Open up to Mac software

The biggest news on the Mac open-source front for many people will be the fact that Quicksilver has now become an open-source project. At its most basic, Quicksilver (how lovely and old-fashioned to see a product without an unnecessary capital letter in the middle of its name) is an application launcher. Hit the key combination to bring up its window (the default is , but it’s completely user-configurable), type a few letters of the name of the application or document you want to open, hit Return and you’re there. Quicksilver has been around for quite some time, but it’s been widely felt to have stagnated somewhat while its developer, Nicholas Jitkoff, worked on other things. Since it became open source, though, there’s been renewed interest, and we’re hoping a lively developer community will spring up around it.

If launching were all Quicksilver did it would still have a lot of friends, since that feature alone saves a significant amount of time compared to navigating through document folders, or even through your Applications folder if you’re trying to launch an app that doesn’t have a shortcut in the Dock. But, in fact, the program does much more than that. Once you’ve found the file you’re interested in by typing a few letters of its name, hitting the Tab key moves you to the “actions” field, from where you can choose to perform one of a large number of different operations on it – for example, email it to someone else, compress it, copy or move it to a different folder, and so on. Quicksilver can also be told to keep track of the web pages in your Bookmarks menu, so you can open a page just by typing a few characters of its name.

Quicksilver takes some getting used to, and at first you won’t be quite sure why it’s useful at all, but as you discover more of its abilities you’ll start wondering how you ever managed without it. Third-party plug-ins extend Quicksilver, either on their own (there’s a very neat image-manipulation plug-in that allows you to resize images and change their format, for instance) or by giving Quicksilver access to features of other programs.

I prefer to use the mouse as little as possible, thanks to having used computers for so many years via text-only interfaces, and Quicksilver, along with the Mac’s built-in keyboard commands – such as to move between applications and Spaces’ keys – allows me to do more and more of my work without moving my fingers away from the keyboard. We recommend Quicksilver very highly: just give it a chance for a week or two and you’ll be hooked, too.

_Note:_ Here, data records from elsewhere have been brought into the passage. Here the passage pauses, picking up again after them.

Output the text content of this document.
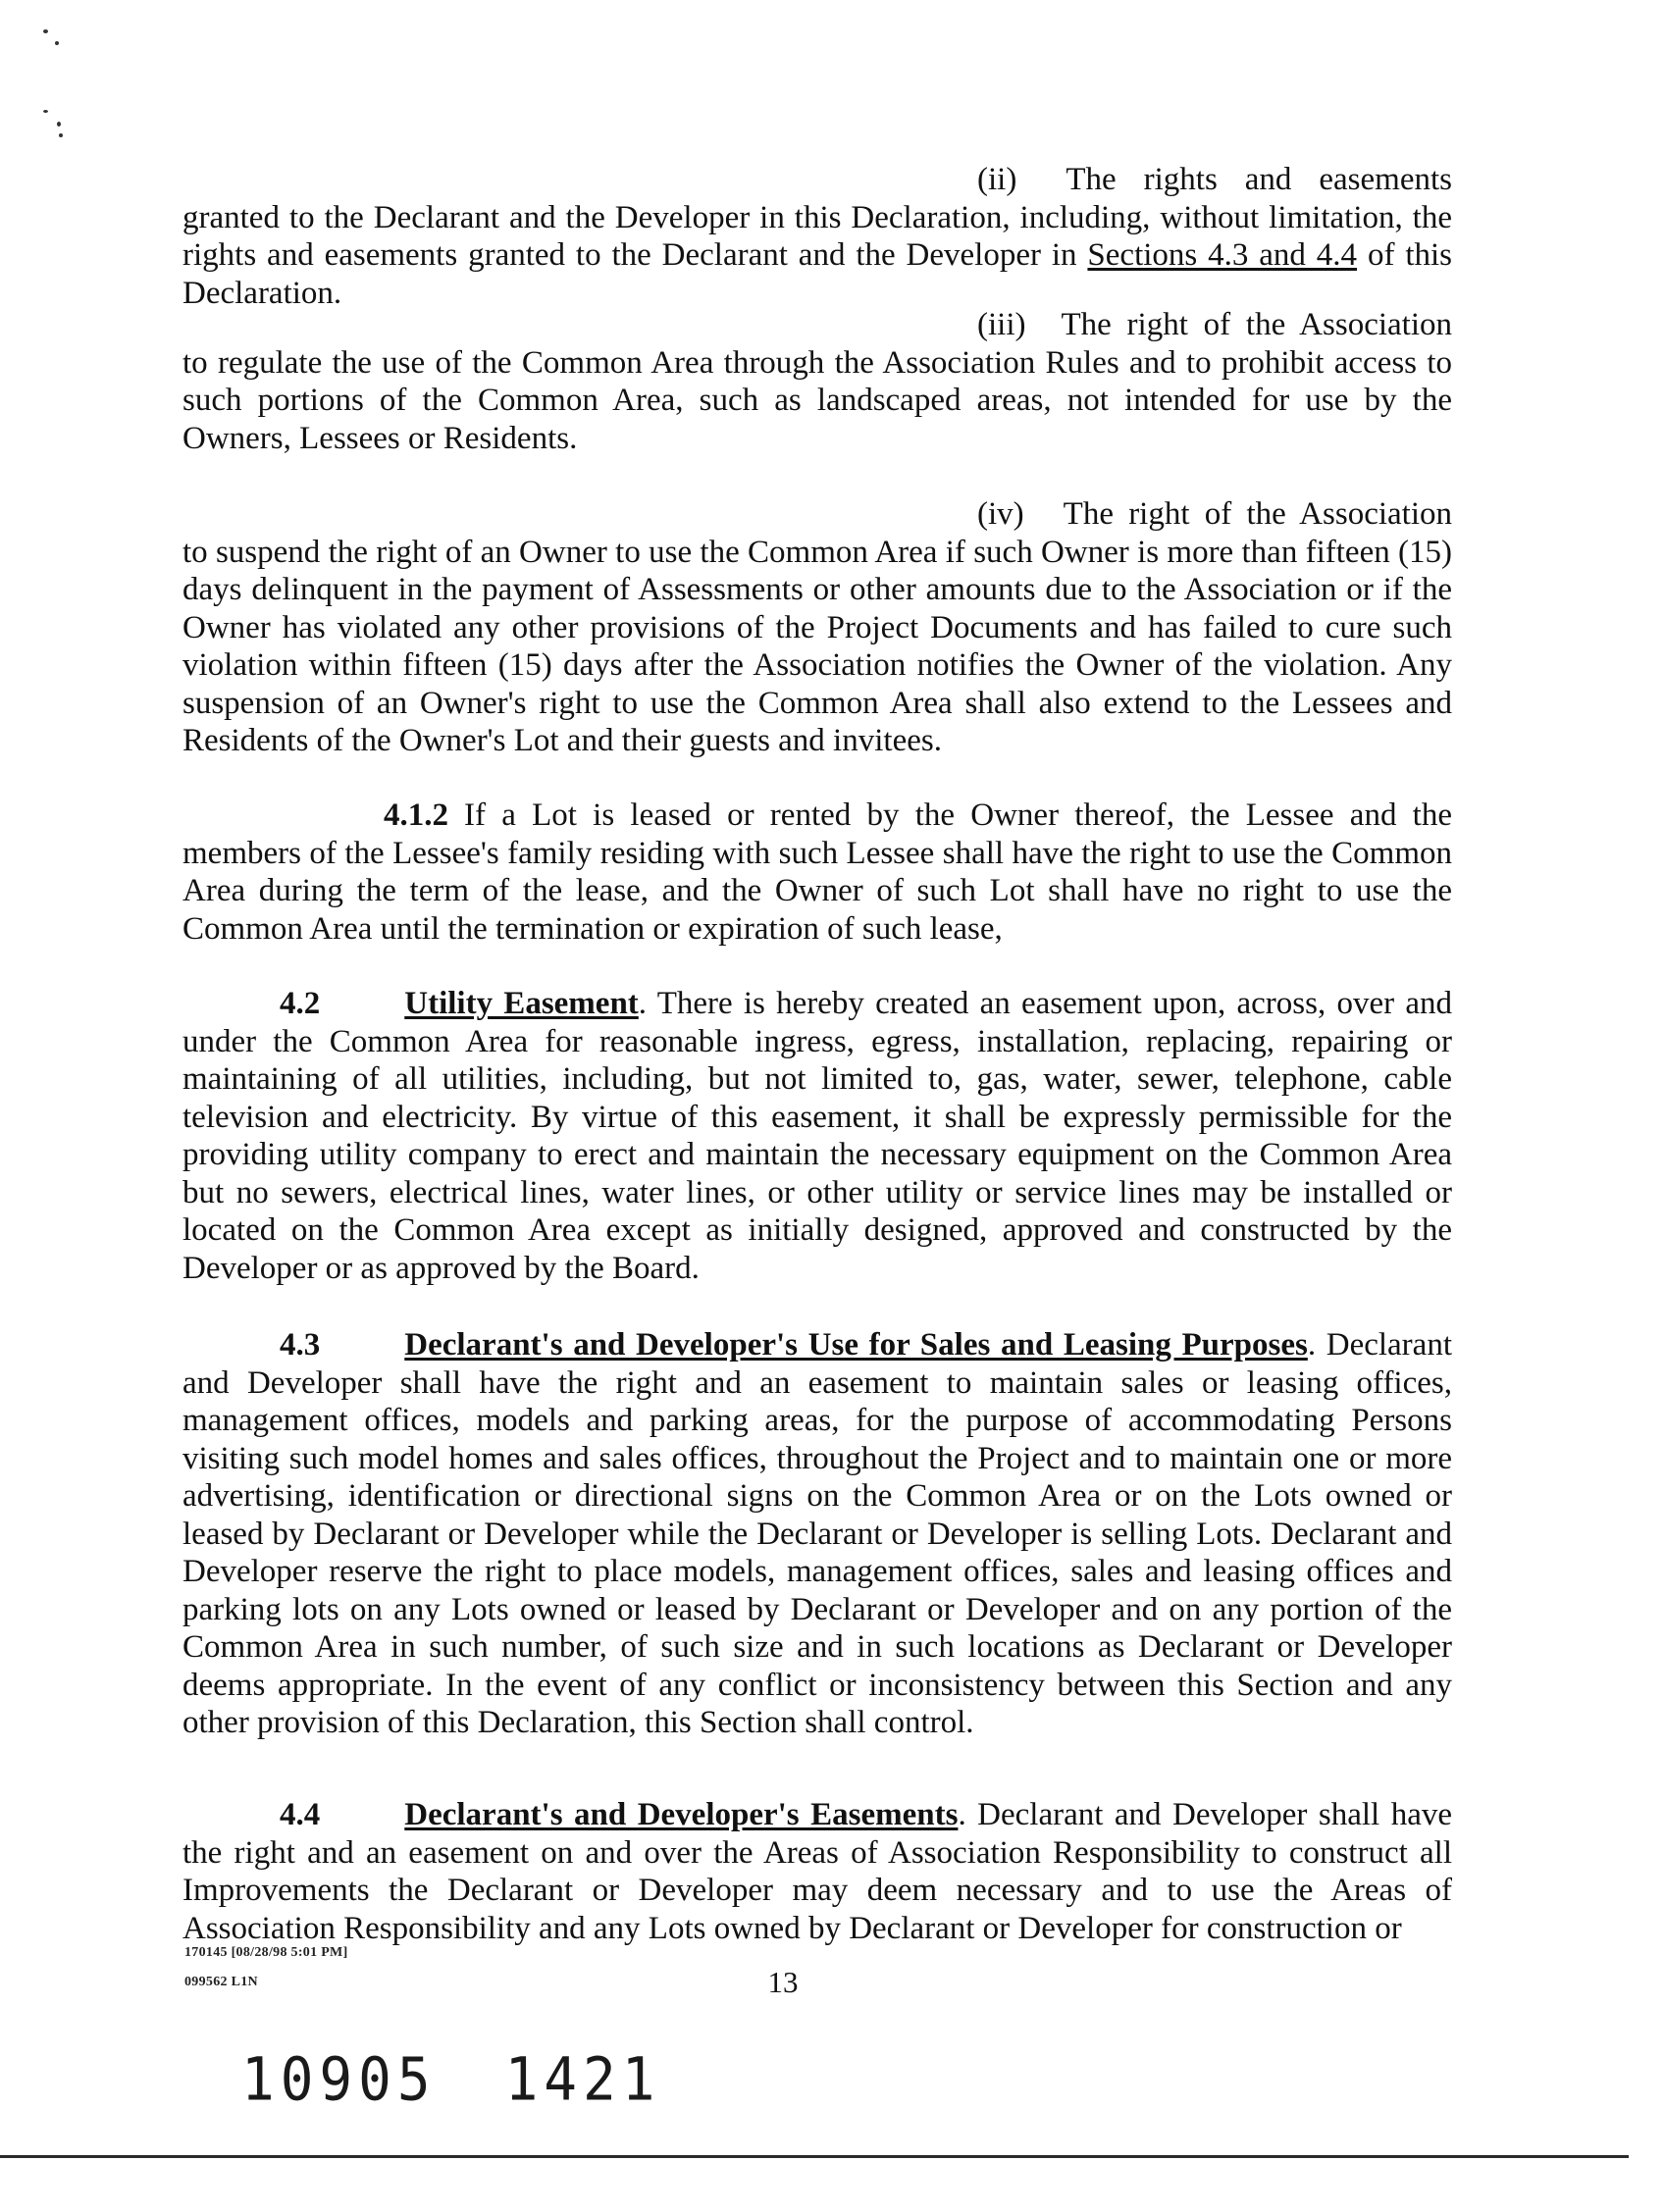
(ii) The rights and easements granted to the Declarant and the Developer in this Declaration, including, without limitation, the rights and easements granted to the Declarant and the Developer in Sections 4.3 and 4.4 of this Declaration.

(iii) The right of the Association to regulate the use of the Common Area through the Association Rules and to prohibit access to such portions of the Common Area, such as landscaped areas, not intended for use by the Owners, Lessees or Residents.

(iv) The right of the Association to suspend the right of an Owner to use the Common Area if such Owner is more than fifteen (15) days delinquent in the payment of Assessments or other amounts due to the Association or if the Owner has violated any other provisions of the Project Documents and has failed to cure such violation within fifteen (15) days after the Association notifies the Owner of the violation. Any suspension of an Owner's right to use the Common Area shall also extend to the Lessees and Residents of the Owner's Lot and their guests and invitees.

4.1.2 If a Lot is leased or rented by the Owner thereof, the Lessee and the members of the Lessee's family residing with such Lessee shall have the right to use the Common Area during the term of the lease, and the Owner of such Lot shall have no right to use the Common Area until the termination or expiration of such lease,

4.2	Utility Easement. There is hereby created an easement upon, across, over and under the Common Area for reasonable ingress, egress, installation, replacing, repairing or maintaining of all utilities, including, but not limited to, gas, water, sewer, telephone, cable television and electricity. By virtue of this easement, it shall be expressly permissible for the providing utility company to erect and maintain the necessary equipment on the Common Area but no sewers, electrical lines, water lines, or other utility or service lines may be installed or located on the Common Area except as initially designed, approved and constructed by the Developer or as approved by the Board.

4.3	Declarant's and Developer's Use for Sales and Leasing Purposes. Declarant and Developer shall have the right and an easement to maintain sales or leasing offices, management offices, models and parking areas, for the purpose of accommodating Persons visiting such model homes and sales offices, throughout the Project and to maintain one or more advertising, identification or directional signs on the Common Area or on the Lots owned or leased by Declarant or Developer while the Declarant or Developer is selling Lots. Declarant and Developer reserve the right to place models, management offices, sales and leasing offices and parking lots on any Lots owned or leased by Declarant or Developer and on any portion of the Common Area in such number, of such size and in such locations as Declarant or Developer deems appropriate. In the event of any conflict or inconsistency between this Section and any other provision of this Declaration, this Section shall control.

4.4	Declarant's and Developer's Easements. Declarant and Developer shall have the right and an easement on and over the Areas of Association Responsibility to construct all Improvements the Declarant or Developer may deem necessary and to use the Areas of Association Responsibility and any Lots owned by Declarant or Developer for construction or

170145 [08/28/98 5:01 PM]
099562 L1N	13
10905 1421
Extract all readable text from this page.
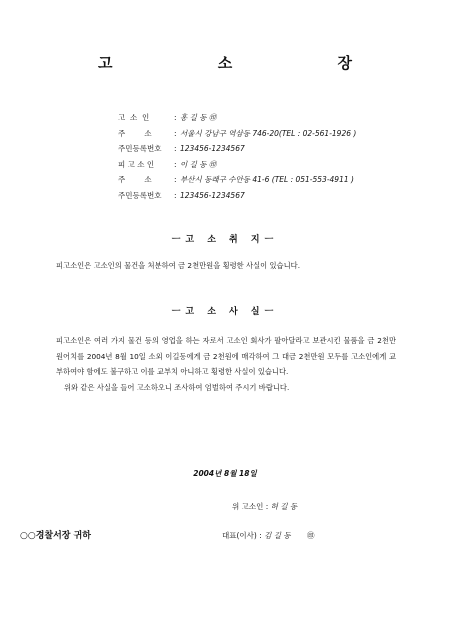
고 소 장
고  소  인	: 홍 길 동 ㊞
주        소	: 서울시 강남구 역삼동 746-20(TEL : 02-561-1926 )
주민등록번호	: 123456-1234567
피 고 소 인	: 이 길 동 ㊞
주        소	: 부산시 동래구 수안동 41-6 (TEL : 051-553-4911 )
주민등록번호	: 123456-1234567
ㅡ고 소 취 지ㅡ
피고소인은 고소인의 물건을 처분하여 금 2천만원을 횡령한 사실이 있습니다.
ㅡ고 소 사 실ㅡ
피고소인은 여러 가지 물건 등의 영업을 하는 자로서 고소인 회사가 팔아달라고 보관시킨 물품을 금 2천만원어치를 2004년 8월 10일 소외 이길동에게 금 2천원에 매각하여 그 대금 2천만원 모두를 고소인에게 교부하여야 함에도 불구하고 이를 교부치 아니하고 횡령한 사실이 있습니다.
위와 같은 사실을 들어 고소하오니 조사하여 엄벌하여 주시기 바랍니다.
2004년 8월 18일
위 고소인 : 허 길 동
대표(이사) : 김 길 동 ㊞
○○경찰서장 귀하
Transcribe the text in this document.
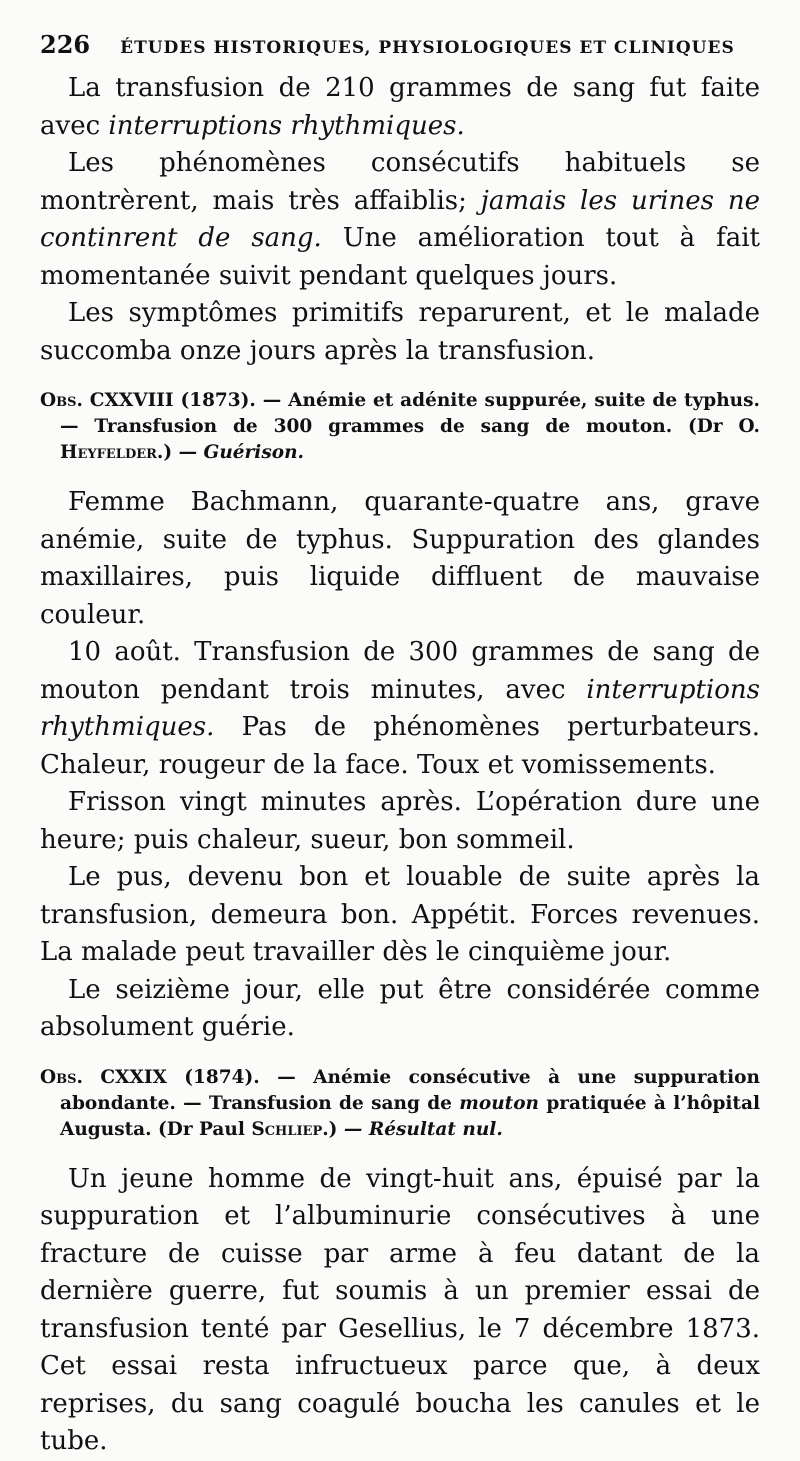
226 ÉTUDES HISTORIQUES, PHYSIOLOGIQUES ET CLINIQUES

La transfusion de 210 grammes de sang fut faite avec interruptions rhythmiques.

Les phénomènes consécutifs habituels se montrèrent, mais très affaiblis; jamais les urines ne continrent de sang. Une amélioration tout à fait momentanée suivit pendant quelques jours.

Les symptômes primitifs reparurent, et le malade succomba onze jours après la transfusion.

Obs. CXXVIII (1873). — Anémie et adénite suppurée, suite de typhus. — Transfusion de 300 grammes de sang de mouton. (Dr O. Heyfelder.) — Guérison.

Femme Bachmann, quarante-quatre ans, grave anémie, suite de typhus. Suppuration des glandes maxillaires, puis liquide diffluent de mauvaise couleur.

10 août. Transfusion de 300 grammes de sang de mouton pendant trois minutes, avec interruptions rhythmiques. Pas de phénomènes perturbateurs. Chaleur, rougeur de la face. Toux et vomissements.

Frisson vingt minutes après. L’opération dure une heure; puis chaleur, sueur, bon sommeil.

Le pus, devenu bon et louable de suite après la transfusion, demeura bon. Appétit. Forces revenues. La malade peut travailler dès le cinquième jour.

Le seizième jour, elle put être considérée comme absolument guérie.

Obs. CXXIX (1874). — Anémie consécutive à une suppuration abondante. — Transfusion de sang de mouton pratiquée à l’hôpital Augusta. (Dr Paul Schliep.) — Résultat nul.

Un jeune homme de vingt-huit ans, épuisé par la suppuration et l’albuminurie consécutives à une fracture de cuisse par arme à feu datant de la dernière guerre, fut soumis à un premier essai de transfusion tenté par Gesellius, le 7 décembre 1873. Cet essai resta infructueux parce que, à deux reprises, du sang coagulé boucha les canules et le tube.
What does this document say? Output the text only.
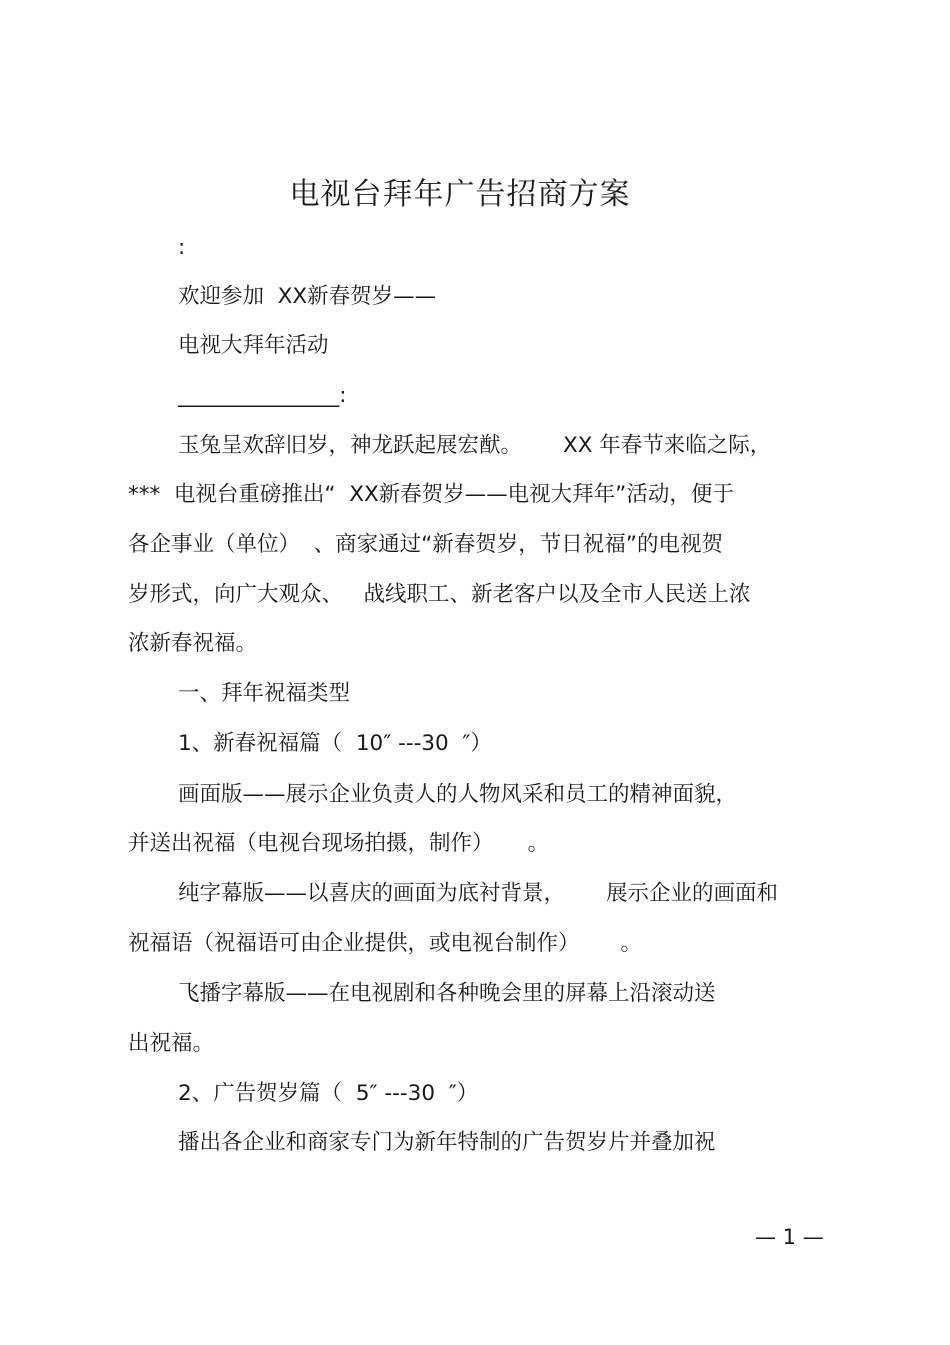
电视台拜年广告招商方案
:
欢迎参加  XX新春贺岁——
电视大拜年活动
_______________:
玉兔呈欢辞旧岁，神龙跃起展宏猷。      XX 年春节来临之际，
***  电视台重磅推出“  XX新春贺岁——电视大拜年”活动，便于
各企事业（单位）  、商家通过“新春贺岁，节日祝福”的电视贺
岁形式，向广大观众、   战线职工、新老客户以及全市人民送上浓
浓新春祝福。
一、拜年祝福类型
1、新春祝福篇（  10″ ---30  ″）
画面版——展示企业负责人的人物风采和员工的精神面貌，
并送出祝福（电视台现场拍摄，制作）     。
纯字幕版——以喜庆的画面为底衬背景，      展示企业的画面和
祝福语（祝福语可由企业提供，或电视台制作）      。
飞播字幕版——在电视剧和各种晚会里的屏幕上沿滚动送
出祝福。
2、广告贺岁篇（  5″ ---30  ″）
播出各企业和商家专门为新年特制的广告贺岁片并叠加祝
— 1 —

Want to know what wireless networks are in the vicinity? For complete, comprehensive information, you can’t do better than iStumbler. This application lists all the wireless and Bluetooth networks your Mac can see, and gives extremely comprehensive information about them. This application is definitely intended for professionals: it displays information such as signal and noise strength, wireless frequency, MAC address of the wireless access point and much more. It can show a graph of signal strength, and provides a full log of all the samples it’s taken. If you’re working with wireless networks this is definitely a tool you need in your arsenal, and if you’re just a nosy sort of person… well, it may just be for you, too.